Aspetteranno, magari, tre anni, che non sono pochi per vedere se, come ha dichiarato ai quattro venti con trionfalistica enfasi a tamburo battente, l’Amministrazione cittadina si sia rivelata davvero vigna e cantina di vino buono, senza alcuno spunto di aceto o sentore di tappo. Tre anni sino al 2028, non uno di più, per vedere se realizzato il nuovo carcere; se perlomeno già a buon punto il recupero del complesso di S. Maria della Ripa; se concretizzatasi l’ambizione di Forlì capitale italiana della cultura; se, perché no, ad obiettivo raggiunto tutti i progetti ad ampio respiro asmatico, ora nei disegni di assessori, dei quali ho perso ore a leggere tante buone intenzioni, ma dei quali, alla fine, andrà testato quanto nei fatti siano stati pari alle parole spese.
Come tutti i cittadini con un buon pizzico di sale in testa, anche i forlivesi coniugano la loro vita soprattutto col tempo del presente quotidiano e solo col minimo, giusto tempo futuro di pochi progetti che verranno: proprio tutto il contrario degli amministratori forlivesi che parlano e scrivono solo al futuro, tipo “faremo, realizzeremo, risolveremo”, così che tra il dire e il fare ci sia di mezzo solo il loro mare, quello di tantissimi annunci. I forlivesi sono di origine contadina, scarpe grosse e cervello fine, dunque l’apparenza inganna, ma l’acume è vispo e attento: se traditi, la loro bonarietà non esita a divenire aspra avversione e, allora, dicendola alla fiorentina, “bambini mia”, il cielo tira al brutto, giustamente fulmini e saette.
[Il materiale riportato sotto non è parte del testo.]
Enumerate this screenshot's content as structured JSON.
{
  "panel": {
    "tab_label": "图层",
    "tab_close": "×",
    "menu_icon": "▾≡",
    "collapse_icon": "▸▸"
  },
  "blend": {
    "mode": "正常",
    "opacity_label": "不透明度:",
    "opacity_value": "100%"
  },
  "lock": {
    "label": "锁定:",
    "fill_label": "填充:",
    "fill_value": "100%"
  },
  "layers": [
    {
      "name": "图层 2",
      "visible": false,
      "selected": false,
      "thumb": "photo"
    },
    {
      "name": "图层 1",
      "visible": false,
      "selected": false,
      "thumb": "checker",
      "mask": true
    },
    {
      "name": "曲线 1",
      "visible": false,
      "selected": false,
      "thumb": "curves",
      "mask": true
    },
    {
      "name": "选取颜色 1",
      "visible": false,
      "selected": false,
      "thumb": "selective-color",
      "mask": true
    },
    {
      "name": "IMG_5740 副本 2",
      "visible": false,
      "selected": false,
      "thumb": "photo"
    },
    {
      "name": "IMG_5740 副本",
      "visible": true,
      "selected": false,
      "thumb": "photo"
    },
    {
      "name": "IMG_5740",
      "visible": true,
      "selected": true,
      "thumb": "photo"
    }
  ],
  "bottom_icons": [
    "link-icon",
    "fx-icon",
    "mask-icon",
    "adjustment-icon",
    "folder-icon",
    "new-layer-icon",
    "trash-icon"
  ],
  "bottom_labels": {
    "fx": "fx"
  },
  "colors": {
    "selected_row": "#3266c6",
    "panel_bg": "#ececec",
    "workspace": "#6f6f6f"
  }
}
I forlivesi sono, lo ripeto con ammirazione, contadini sagaci, convinti che meglio un uovo oggi che una gallina domani, magari meglio anche oggi fiumi e fiumiciattoli puliti, piuttosto che domani alluvioni d’acqua e legno, tuttavia sono stati disponibili a cedere quell’uovo per la cova di chissà mai quale risultato, metafora della soluzione dei numerosi problemi della Forlì pre e post alluvione. Occhio, però, se quell’uovo fosse rimasto fuori dalla cova senza dare il pollo sognato, perché in quel caso, altro che “Forlì che brilla”, sarebbe soltanto una “Forlì che tira il collo” ai galletti amministratori, pure inseguendoli tra le case del “miglio bianco”.
In quel caso, non sarebbe neppure più un acronimo la sigla MARS, ve la ricordate, che con le iniziali di Merenda, Albertini, Romagnoli e San Domenico, tre edifici cittadini, designava il nuovo, moderno polo culturale forlivese, rivaleggiando pappagallescamente, solo nel nome, col MART di Rovereto: in quel caso, MARS sarebbe proprio Marte, il dio romano della guerra, giustamente incazzato contro incauti amministratori forlivesi, vandalicamente barbari. Capisco che tra il dire e il fare, al posto dell’oceano di tanto lavoro, meglio il mare degli annunci, magari sperando di fruttarne la scia nell’imminenza delle elezioni amministrative del ’29.
È sempre più facile farla facile e fingere che, adesso, tutto scorra, sia rapidamente possibile, nonostante i persistenti lacci e lacciuoli di tanta burocrazia, nonostante la disponibilità e l’erogabilità tardive dei finanziamenti pubblici, nonostante la frequente mutevolezza tecnica dei progetti in corso. Nessuno è così fesso da credere a questa bella favola, eppure i forlivesi pazientemente aspettano, seppure già amaramente tristi, delusi per tanta aulica mediocrità, assisa sui propri scranni cittadini.